Atualizado: Sexta-feira, 7 Outubro de 2011 as 9:47

Uma máxima religiosa pregada por diferentes religiões, honrar os pais, em todas as idades, é algo que infelizmente parece estar caindo em desuso nos dias de hoje.  

É frequente ler, aqui no site, comentários de filhos que não querem cuidar de seus pais idosos. Para isto, buscam uma série de justificativas que racionalizem isto, atribuem a responsabilidade a outros, limitam-se a apenas contribuir financeiramente com os cuidados, porém, deixam algo importante de lado: o carinho para com seus pais.

Honrar pai e mãe não se resume a arcar com as necessidades financeiras destes, ou mesmo contratar um bom cuidador. Honrar, numa definição de dicionário significa, dentre outras explicações, respeitar.

E o respeito é algo que deve ser construído ao longo da vida. É hipocrisia cobrar que filhos adultos respeitem seus pais idosos se não houve respeito enquanto eram crianças e adolescentes. O respeito de constrói a partir das relações familiares – os pais precisam ensinar os filhos a respeitarem os outros desde tenra idade, além de também se darem ao respeito. O que vemos em muitas famílias é que isto não acontece, portanto, fica difícil cobrar respeito dos filhos quando os pais já estão idosos. Que pai idoso vai esperar ser respeitado pelo filho se, enquanto jovem, debochava de idosos na presença dos filhos? As crianças aprendem pelo exemplo, e em tenra idade, seus pais são seus verdadeiros heróis, em quem os filhos querem sempre se espelhar.

Os filhos que realmente honram e respeitam seus pais não hesitam em cuidar deles quando os mesmos estão idosos ou doentes. Inicialmente, eles sentem o senso de retribuição por aqueles que cuidaram deles enquanto crianças, e mostravam dedicação e respeito. Assim, não se preocupam apenas com a sobrevida dos seus pais. Desejam sim, dar o melhor para eles, a exemplo do que seus pais fizeram consigo enquanto crianças.

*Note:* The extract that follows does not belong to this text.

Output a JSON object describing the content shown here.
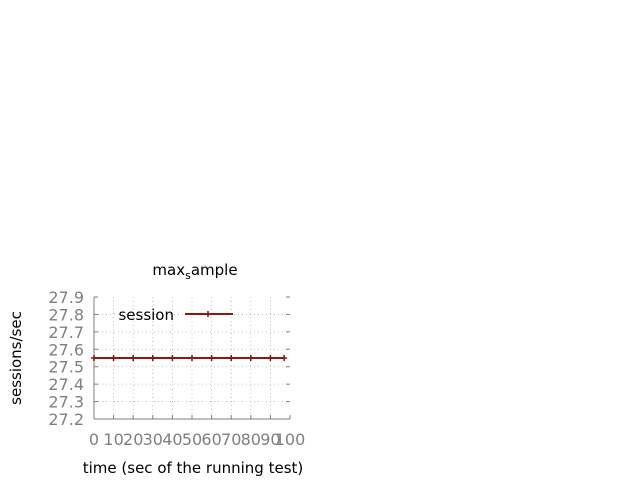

Independente de orientação religiosa, mas se todos os  filhos honrassem seus pais, amando-os incondicionalmente, não seria necessária a criação de leis de proteção ao idoso. Também não existiriam tantos conflitos familiares emergentes do “jogo de empurra” de quem irá cuidar da mamãe doente ou do papai dependente. Não existiria violência física ou psicológica. Não existiriam tantos casos de abandono de idosos.

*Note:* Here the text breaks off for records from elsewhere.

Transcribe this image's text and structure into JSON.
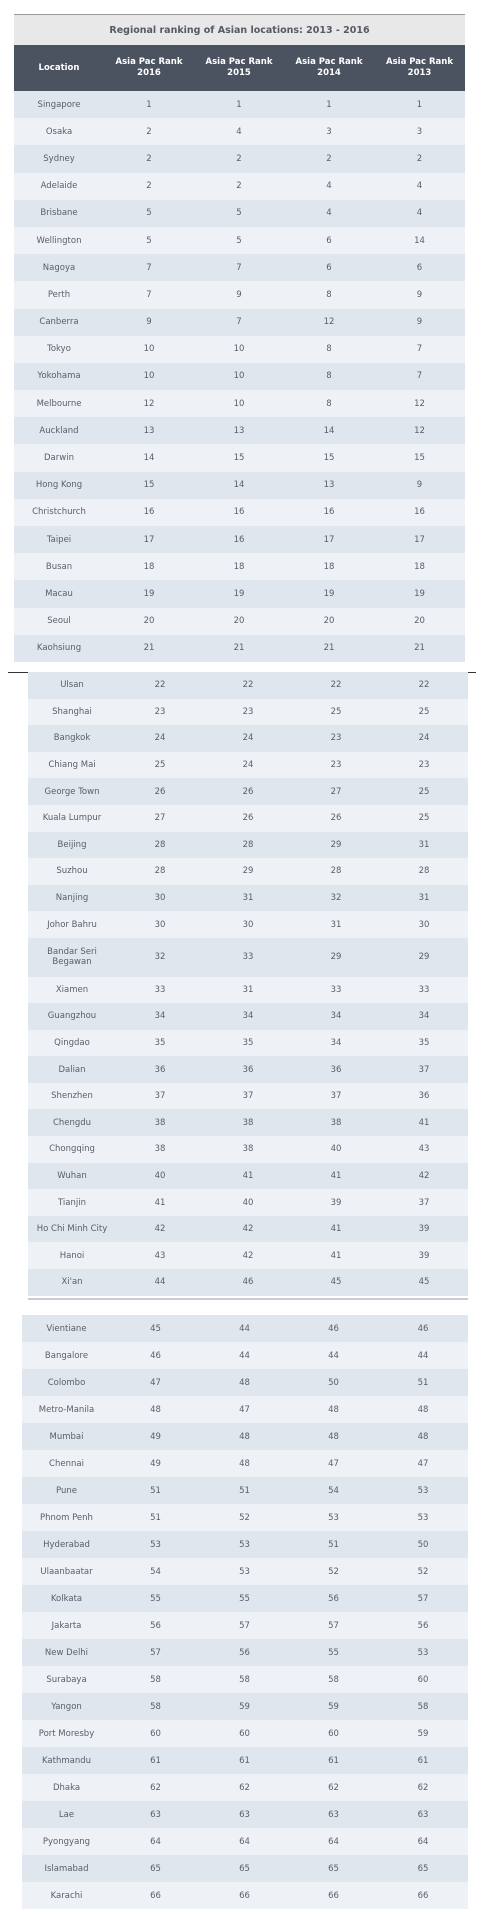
{
  "chart_data": {
    "type": "table",
    "title": "Regional ranking of Asian locations: 2013 - 2016",
    "columns": [
      "Location",
      "Asia Pac Rank\n2016",
      "Asia Pac Rank\n2015",
      "Asia Pac Rank\n2014",
      "Asia Pac Rank\n2013"
    ],
    "rows": [
      [
        "Singapore",
        1,
        1,
        1,
        1
      ],
      [
        "Osaka",
        2,
        4,
        3,
        3
      ],
      [
        "Sydney",
        2,
        2,
        2,
        2
      ],
      [
        "Adelaide",
        2,
        2,
        4,
        4
      ],
      [
        "Brisbane",
        5,
        5,
        4,
        4
      ],
      [
        "Wellington",
        5,
        5,
        6,
        14
      ],
      [
        "Nagoya",
        7,
        7,
        6,
        6
      ],
      [
        "Perth",
        7,
        9,
        8,
        9
      ],
      [
        "Canberra",
        9,
        7,
        12,
        9
      ],
      [
        "Tokyo",
        10,
        10,
        8,
        7
      ],
      [
        "Yokohama",
        10,
        10,
        8,
        7
      ],
      [
        "Melbourne",
        12,
        10,
        8,
        12
      ],
      [
        "Auckland",
        13,
        13,
        14,
        12
      ],
      [
        "Darwin",
        14,
        15,
        15,
        15
      ],
      [
        "Hong Kong",
        15,
        14,
        13,
        9
      ],
      [
        "Christchurch",
        16,
        16,
        16,
        16
      ],
      [
        "Taipei",
        17,
        16,
        17,
        17
      ],
      [
        "Busan",
        18,
        18,
        18,
        18
      ],
      [
        "Macau",
        19,
        19,
        19,
        19
      ],
      [
        "Seoul",
        20,
        20,
        20,
        20
      ],
      [
        "Kaohsiung",
        21,
        21,
        21,
        21
      ],
      [
        "Ulsan",
        22,
        22,
        22,
        22
      ],
      [
        "Shanghai",
        23,
        23,
        25,
        25
      ],
      [
        "Bangkok",
        24,
        24,
        23,
        24
      ],
      [
        "Chiang Mai",
        25,
        24,
        23,
        23
      ],
      [
        "George Town",
        26,
        26,
        27,
        25
      ],
      [
        "Kuala Lumpur",
        27,
        26,
        26,
        25
      ],
      [
        "Beijing",
        28,
        28,
        29,
        31
      ],
      [
        "Suzhou",
        28,
        29,
        28,
        28
      ],
      [
        "Nanjing",
        30,
        31,
        32,
        31
      ],
      [
        "Johor Bahru",
        30,
        30,
        31,
        30
      ],
      [
        "Bandar Seri\nBegawan",
        32,
        33,
        29,
        29
      ],
      [
        "Xiamen",
        33,
        31,
        33,
        33
      ],
      [
        "Guangzhou",
        34,
        34,
        34,
        34
      ],
      [
        "Qingdao",
        35,
        35,
        34,
        35
      ],
      [
        "Dalian",
        36,
        36,
        36,
        37
      ],
      [
        "Shenzhen",
        37,
        37,
        37,
        36
      ],
      [
        "Chengdu",
        38,
        38,
        38,
        41
      ],
      [
        "Chongqing",
        38,
        38,
        40,
        43
      ],
      [
        "Wuhan",
        40,
        41,
        41,
        42
      ],
      [
        "Tianjin",
        41,
        40,
        39,
        37
      ],
      [
        "Ho Chi Minh City",
        42,
        42,
        41,
        39
      ],
      [
        "Hanoi",
        43,
        42,
        41,
        39
      ],
      [
        "Xi'an",
        44,
        46,
        45,
        45
      ],
      [
        "Vientiane",
        45,
        44,
        46,
        46
      ],
      [
        "Bangalore",
        46,
        44,
        44,
        44
      ],
      [
        "Colombo",
        47,
        48,
        50,
        51
      ],
      [
        "Metro-Manila",
        48,
        47,
        48,
        48
      ],
      [
        "Mumbai",
        49,
        48,
        48,
        48
      ],
      [
        "Chennai",
        49,
        48,
        47,
        47
      ],
      [
        "Pune",
        51,
        51,
        54,
        53
      ],
      [
        "Phnom Penh",
        51,
        52,
        53,
        53
      ],
      [
        "Hyderabad",
        53,
        53,
        51,
        50
      ],
      [
        "Ulaanbaatar",
        54,
        53,
        52,
        52
      ],
      [
        "Kolkata",
        55,
        55,
        56,
        57
      ],
      [
        "Jakarta",
        56,
        57,
        57,
        56
      ],
      [
        "New Delhi",
        57,
        56,
        55,
        53
      ],
      [
        "Surabaya",
        58,
        58,
        58,
        60
      ],
      [
        "Yangon",
        58,
        59,
        59,
        58
      ],
      [
        "Port Moresby",
        60,
        60,
        60,
        59
      ],
      [
        "Kathmandu",
        61,
        61,
        61,
        61
      ],
      [
        "Dhaka",
        62,
        62,
        62,
        62
      ],
      [
        "Lae",
        63,
        63,
        63,
        63
      ],
      [
        "Pyongyang",
        64,
        64,
        64,
        64
      ],
      [
        "Islamabad",
        65,
        65,
        65,
        65
      ],
      [
        "Karachi",
        66,
        66,
        66,
        66
      ]
    ]
  }
}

Numa sociedade marcada pelo consumo, essa preocupação dos filhos em apenas pagar pelos cuidados ou pela sobrevivência dos pais idosos reflete uma cruel  realidade, em que o dinheiro fala mais alto que o afeto entre filhos e pais. Cabe a nós fazermos esta mudança de paradigma, colocando o amor, a família e os cuidados para falar mais alto.